Just when I was therefore trying to remember what might have been forgotten was I interviewed by Claire Massey http://www.clairemassey.co.uk for Twisted Tales. Claire’s knowledge not just of Fairy Tales but the issues and the wisdom behind them is very impressive and she started with the fascinating – and new to me, who likes to pretend to know all things Hellenic – old Greek proverb that “The Fairy Tale has no landlord”. It is so exact, and it makes me want to add that the Fairy Tale has no home because it will take the shape of whichever geographical or psychological landscape it finds itself in.

Claire’s interview was conducted both as a scholar of Fairy-lore and as a writer, and it was something in the combined enquiry that blew me away and made me rethink hard about the nature of Creativity – story making and story telling in my case – and what we mean by inspiration. It was in some ways a companion exploration to what Kate was saying about memory. These are the things that come up when you are interviewed by practitioners of writing who want to get at more than just the engine of the story.

At the time of the interview Clair had been editing a book about the Lancashire Witch trials of 1612 and so we did get on to the subject of belief and of the very real dangers of supernatural fear. You can find this interview at: www.twistedtalesevents.blogspot.co.uk/2012/07/graham-joyce-interviewed-by-claire.html

More panels, and one at Fantasycon in Brighton last month, along with Mike Carey and Simon Green, and ably steered by Nina Allen. Also on the panel was Maura McHugh. Now Maura lives on the west coast of Ireland and she was one of the judges who did such a great job of restoring credibility to this year’s British Fantasy Awards. A few years back I spent a couple of summer holidays with the Savages on Achill island on the west coast of Ireland and nowhere, apart from some remote parts of Greece, did I feel a greater sense of immanence, where you might feel that the spiritual plane permeates the mundane world. It was thrilling to hear Maura, on the panel, speaking with such passion and eloquence about the matter of the Fair Folk, or indeed the sidh.

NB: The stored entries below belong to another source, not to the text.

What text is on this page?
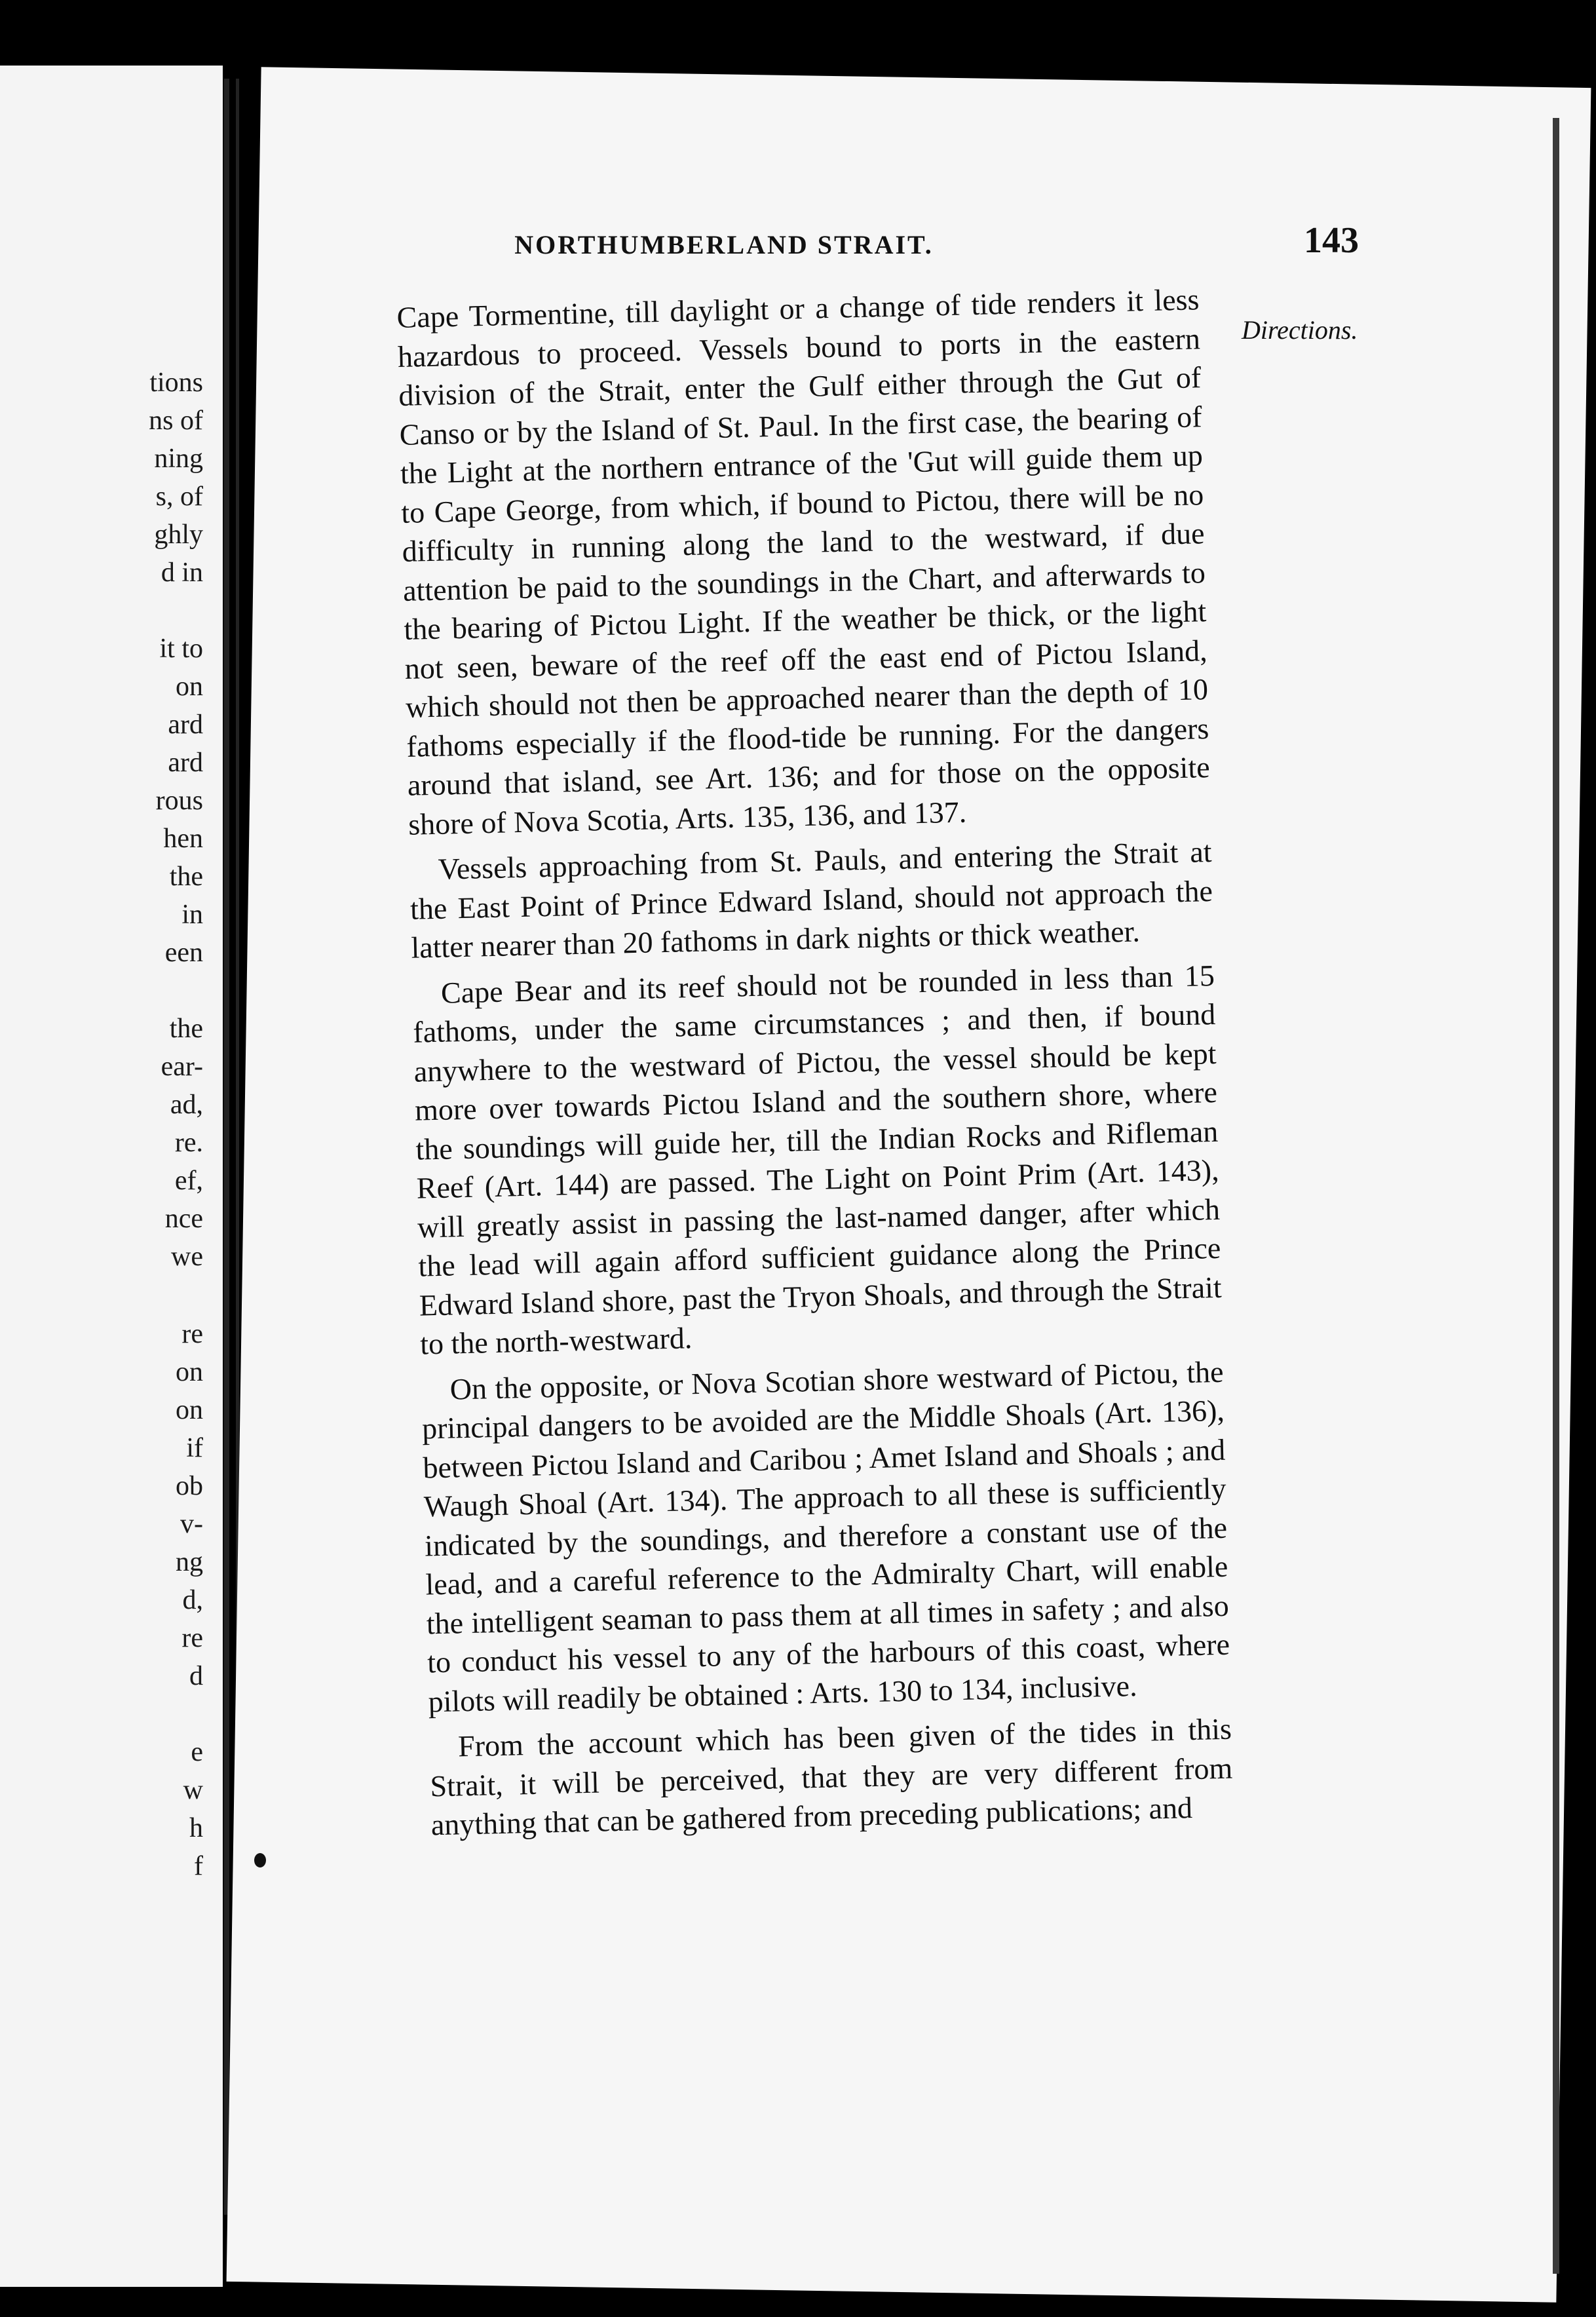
tions
ns of
ning
s, of
ghly
d in
it to
on
ard
ard
rous
hen
the
in
een
the
ear-
ad,
re.
ef,
nce
we
re
on
on
if
ob
v-
ng
d,
re
d
e
w
h
f
NORTHUMBERLAND STRAIT.	143
Directions.

Cape Tormentine, till daylight or a change of tide renders it less hazardous to proceed. Vessels bound to ports in the eastern division of the Strait, enter the Gulf either through the Gut of Canso or by the Island of St. Paul. In the first case, the bearing of the Light at the northern entrance of the 'Gut will guide them up to Cape George, from which, if bound to Pictou, there will be no difficulty in running along the land to the westward, if due attention be paid to the soundings in the Chart, and afterwards to the bearing of Pictou Light. If the weather be thick, or the light not seen, beware of the reef off the east end of Pictou Island, which should not then be approached nearer than the depth of 10 fathoms especially if the flood-tide be running. For the dangers around that island, see Art. 136; and for those on the opposite shore of Nova Scotia, Arts. 135, 136, and 137.

Vessels approaching from St. Pauls, and entering the Strait at the East Point of Prince Edward Island, should not approach the latter nearer than 20 fathoms in dark nights or thick weather.

Cape Bear and its reef should not be rounded in less than 15 fathoms, under the same circumstances ; and then, if bound anywhere to the westward of Pictou, the vessel should be kept more over towards Pictou Island and the southern shore, where the soundings will guide her, till the Indian Rocks and Rifleman Reef (Art. 144) are passed. The Light on Point Prim (Art. 143), will greatly assist in passing the last-named danger, after which the lead will again afford sufficient guidance along the Prince Edward Island shore, past the Tryon Shoals, and through the Strait to the north-westward.

On the opposite, or Nova Scotian shore westward of Pictou, the principal dangers to be avoided are the Middle Shoals (Art. 136), between Pictou Island and Caribou ; Amet Island and Shoals ; and Waugh Shoal (Art. 134). The approach to all these is sufficiently indicated by the soundings, and therefore a constant use of the lead, and a careful reference to the Admiralty Chart, will enable the intelligent seaman to pass them at all times in safety ; and also to conduct his vessel to any of the harbours of this coast, where pilots will readily be obtained : Arts. 130 to 134, inclusive.

From the account which has been given of the tides in this Strait, it will be perceived, that they are very different from anything that can be gathered from preceding publications; and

Maura’s position – and it’s one I agree with – is that respect for the Fair Folk is the same thing as respect for the land. Whatever they are, they speak for the land. If the land is honoured they will bring gifts. Pollution and exploitation and bad stewardship of the land by contrast are offences for which we all ultimately pay. Bad faith is connected with an inability to remember, and storytelling is a way of remembering. Maura also talked about aligning oneself with this splendid force; or even allying oneself; and she spoke of it in such a way that it made no difference whether you want to apprehend this as a representation of the unconscious mind or as something external. It sounded to me very rational, even scientific, and indeed inspirational. No record of the panel debate, but Maura’s website is to be found at http://splinister.com

So, three wise women (no, they are not the Fates) who awakened me to new depths of meaning about these matters. In particular I’d like to do some more thinking about the nature of inspiration, and about the special connection between writers and musicians and the Fair Folk. I feel an essay coming on. Except that I’ve got a novel to finish.

Which is set in the 1970s. I think the late seventies represent a watershed time for the way we live now. In 1976 I was a student and I had a summer job on the East Coast. It was the hottest summer on record and there was an astonishing ladybird swarm. My title is The Year Of The Ladybird and it’s a kind of summer ghost story.

I’ll be in Toronto for the World Fantasy Convention in November. Get your roller skates on & come and say hello.